This is the third installment of my course summaries from teaching AI in Finance at NYU Stern (see lecture slides here and last week’s summary here). We last left off discussing financial document intelligence and the problem of model accuracy. This week we turn to risk assessment, largely credit risk, which is a domain where AI has one of the longer track records of deployment in finance.

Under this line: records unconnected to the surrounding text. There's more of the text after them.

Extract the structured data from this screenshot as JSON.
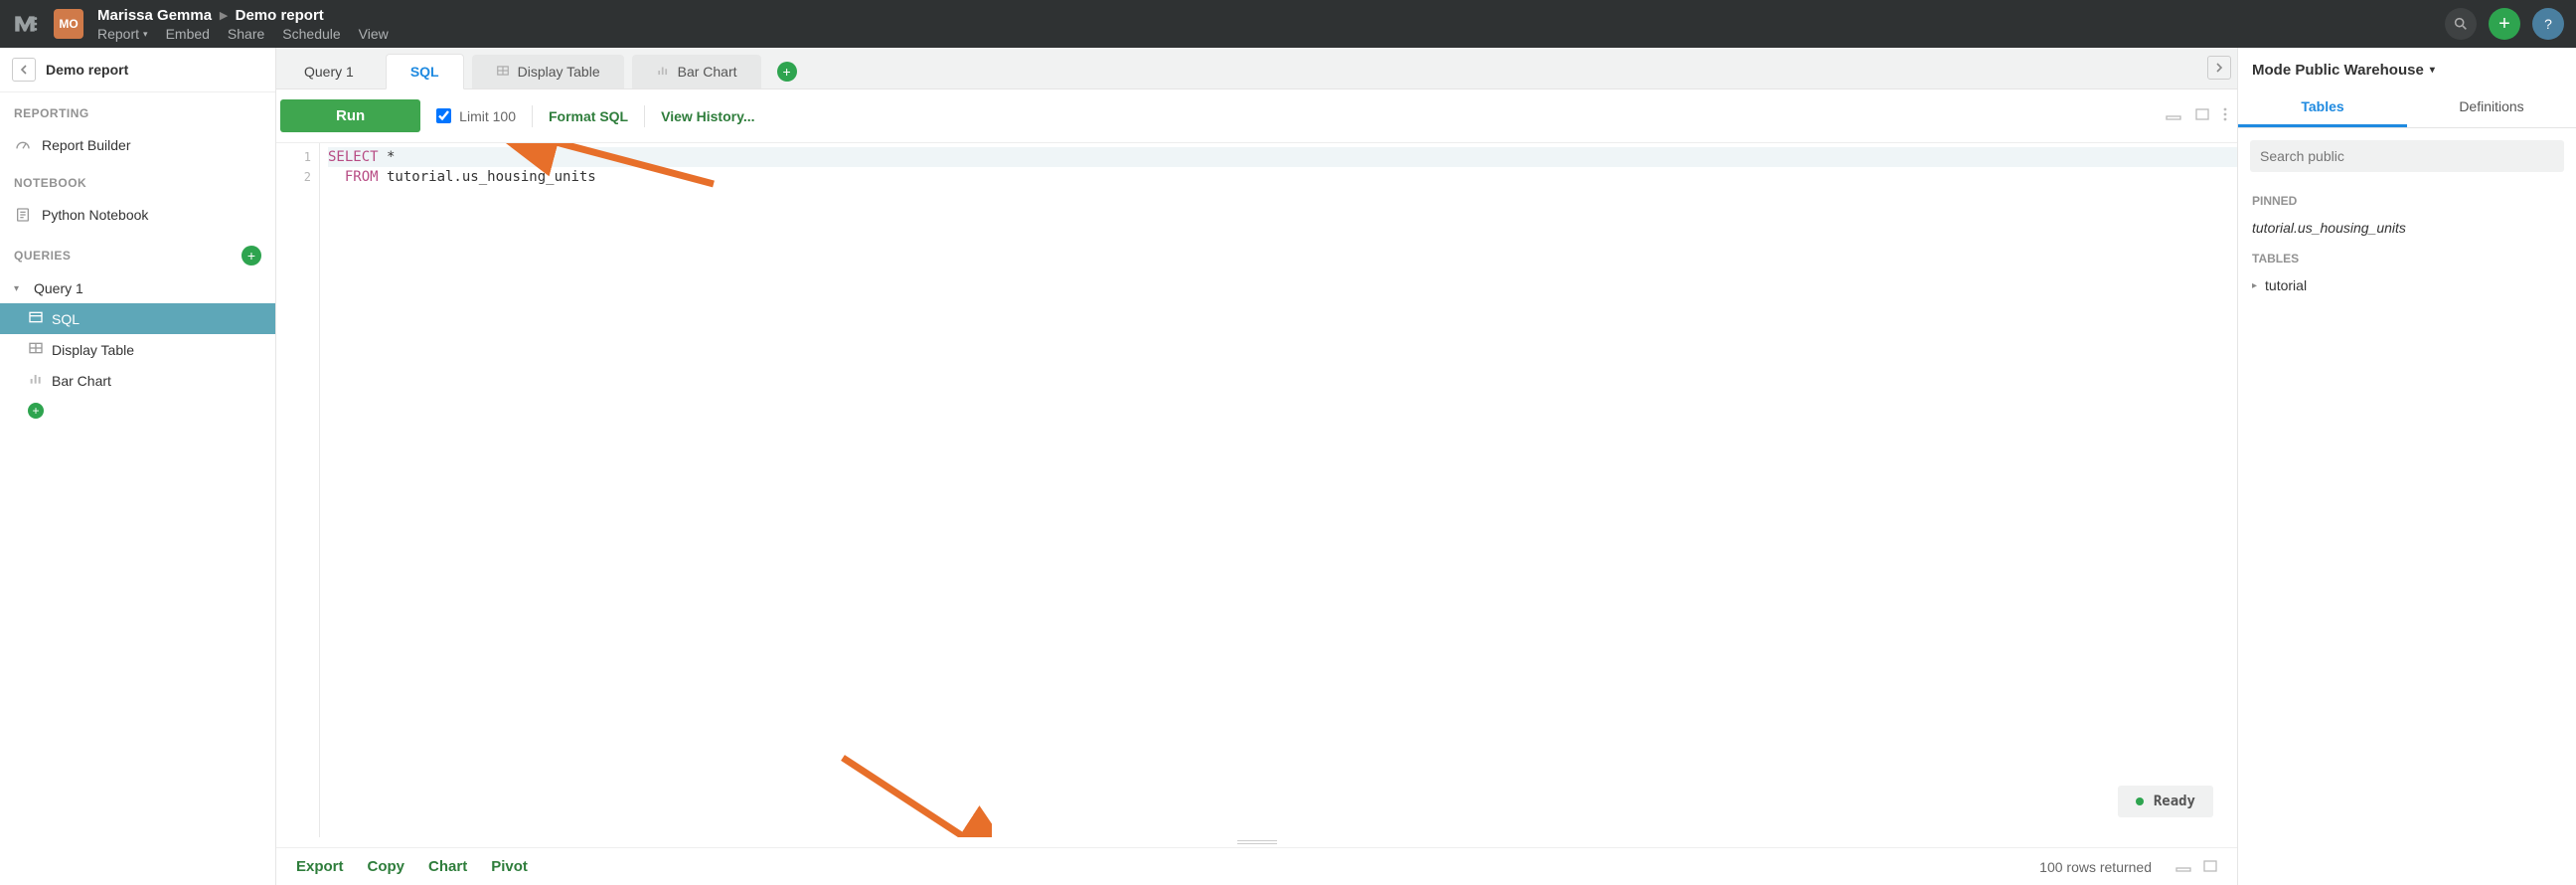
{
  "header": {
    "user_initials": "MO",
    "user_name": "Marissa Gemma",
    "report_name": "Demo report",
    "menus": {
      "report": "Report",
      "embed": "Embed",
      "share": "Share",
      "schedule": "Schedule",
      "view": "View"
    }
  },
  "sidebar": {
    "title": "Demo report",
    "sections": {
      "reporting": "REPORTING",
      "notebook": "NOTEBOOK",
      "queries": "QUERIES"
    },
    "report_builder": "Report Builder",
    "python_notebook": "Python Notebook",
    "query_1": "Query 1",
    "sql": "SQL",
    "display_table": "Display Table",
    "bar_chart": "Bar Chart"
  },
  "tabs": {
    "query_1": "Query 1",
    "sql": "SQL",
    "display_table": "Display Table",
    "bar_chart": "Bar Chart"
  },
  "toolbar": {
    "run": "Run",
    "limit_label": "Limit 100",
    "format_sql": "Format SQL",
    "view_history": "View History..."
  },
  "code": {
    "line1_kw": "SELECT",
    "line1_rest": " *",
    "line2_kw": "  FROM",
    "line2_rest": " tutorial.us_housing_units",
    "linenos": [
      "1",
      "2"
    ]
  },
  "status": {
    "ready": "Ready"
  },
  "footer": {
    "export": "Export",
    "copy": "Copy",
    "chart": "Chart",
    "pivot": "Pivot",
    "rows": "100 rows returned"
  },
  "right": {
    "warehouse": "Mode Public Warehouse",
    "tab_tables": "Tables",
    "tab_definitions": "Definitions",
    "search_placeholder": "Search public",
    "pinned_label": "PINNED",
    "pinned_item_prefix": "tutorial",
    "pinned_item_suffix": ".us_housing_units",
    "tables_label": "TABLES",
    "tree_tutorial": "tutorial"
  }
}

The key punchline from this session is that AI in risk management, to quote Homer Simpson, is the cause of and solution to all of life’s problems. Better models can improve prediction, expand credit access, lower losses, and help address operational challenges for financial institutions. But they also introduce new competitive dynamics, help enable adversarial financial actors and cybercrime, and generally add to new risks. Some of the best ways to tackle these risks, naturally enough, entail adopting yet more AI.
Trust and Verification
Credit scoring is a long-standing information problem in finance, and has seen substantial automation over time. Historically, credit access was deeply tied to one’s reputation and social standing, as trust played a key role in repayment. As early as the 1840s in the US, this information started to get codified into ledgers. Bradstreet was founded in 1857, and commercial credit started in an alphanumeric scoring system in 1864 by Dun (now Dun & Bradstreet). Even at that point we had the basic ingredients to put together an algorithmic model of credit scoring: some degree of private sector surveillance to collect information, information sharing to make it accessible, and a ratings system which turned that information into actionable content.

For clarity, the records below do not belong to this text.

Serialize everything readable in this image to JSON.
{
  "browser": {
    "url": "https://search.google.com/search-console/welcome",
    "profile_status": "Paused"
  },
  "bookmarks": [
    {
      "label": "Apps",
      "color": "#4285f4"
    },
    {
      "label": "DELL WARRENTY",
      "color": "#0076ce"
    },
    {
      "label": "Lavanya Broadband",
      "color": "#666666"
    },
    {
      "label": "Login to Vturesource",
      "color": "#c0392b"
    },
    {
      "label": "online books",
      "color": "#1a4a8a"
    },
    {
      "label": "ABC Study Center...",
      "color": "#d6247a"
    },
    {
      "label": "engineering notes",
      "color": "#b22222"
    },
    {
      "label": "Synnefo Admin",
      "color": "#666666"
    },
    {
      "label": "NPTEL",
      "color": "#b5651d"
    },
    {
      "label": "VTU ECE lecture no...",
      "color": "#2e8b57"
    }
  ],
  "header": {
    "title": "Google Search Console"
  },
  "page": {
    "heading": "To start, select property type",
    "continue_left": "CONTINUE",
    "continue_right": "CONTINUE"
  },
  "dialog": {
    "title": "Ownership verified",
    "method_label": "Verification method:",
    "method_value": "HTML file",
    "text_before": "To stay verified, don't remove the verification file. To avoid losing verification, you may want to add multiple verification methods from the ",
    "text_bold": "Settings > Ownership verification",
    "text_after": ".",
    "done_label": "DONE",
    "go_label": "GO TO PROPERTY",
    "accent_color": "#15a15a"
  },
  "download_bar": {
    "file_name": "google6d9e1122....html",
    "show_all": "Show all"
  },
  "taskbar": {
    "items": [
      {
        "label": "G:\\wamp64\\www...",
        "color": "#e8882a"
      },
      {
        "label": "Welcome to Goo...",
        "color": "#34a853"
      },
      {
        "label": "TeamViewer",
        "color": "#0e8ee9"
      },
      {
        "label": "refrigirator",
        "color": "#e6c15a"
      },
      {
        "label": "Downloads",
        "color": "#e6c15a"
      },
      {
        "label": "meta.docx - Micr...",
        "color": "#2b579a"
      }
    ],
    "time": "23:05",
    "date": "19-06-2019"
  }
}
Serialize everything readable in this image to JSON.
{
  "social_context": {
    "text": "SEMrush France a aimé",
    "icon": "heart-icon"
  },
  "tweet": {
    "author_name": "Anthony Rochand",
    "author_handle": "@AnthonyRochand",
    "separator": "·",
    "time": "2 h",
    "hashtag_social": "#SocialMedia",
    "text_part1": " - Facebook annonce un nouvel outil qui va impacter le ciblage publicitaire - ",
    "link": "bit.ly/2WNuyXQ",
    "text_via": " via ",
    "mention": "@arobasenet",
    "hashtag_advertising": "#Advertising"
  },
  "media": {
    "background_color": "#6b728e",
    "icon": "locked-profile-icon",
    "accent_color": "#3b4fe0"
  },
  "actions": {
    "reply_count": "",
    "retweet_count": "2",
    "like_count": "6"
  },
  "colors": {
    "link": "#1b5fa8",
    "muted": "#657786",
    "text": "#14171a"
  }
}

Consumer credit took another half-century to develop, while computerized systems started to hit banks as early as the 1950s. Anti-discrimination laws in the 1970s (Fair Credit Reporting Act in 1970, the Equal Credit Opportunity Act in 1976, and the Community Reinvestment Act in 1977) actually helped to boost credit score adoption. This legislation had the effect of limiting the scope for discrimination by lenders and requiring them to provide specific reasons for credit denial. Given the technology at the time, this was actually easiest to achieve through algorithmic approaches which allows lenders to make systematic lending decisions in a clearly observable way. We advanced to the FICO model in 1989, which became used for mortgages in 1995, and the VantageScore as a competitor from 2006.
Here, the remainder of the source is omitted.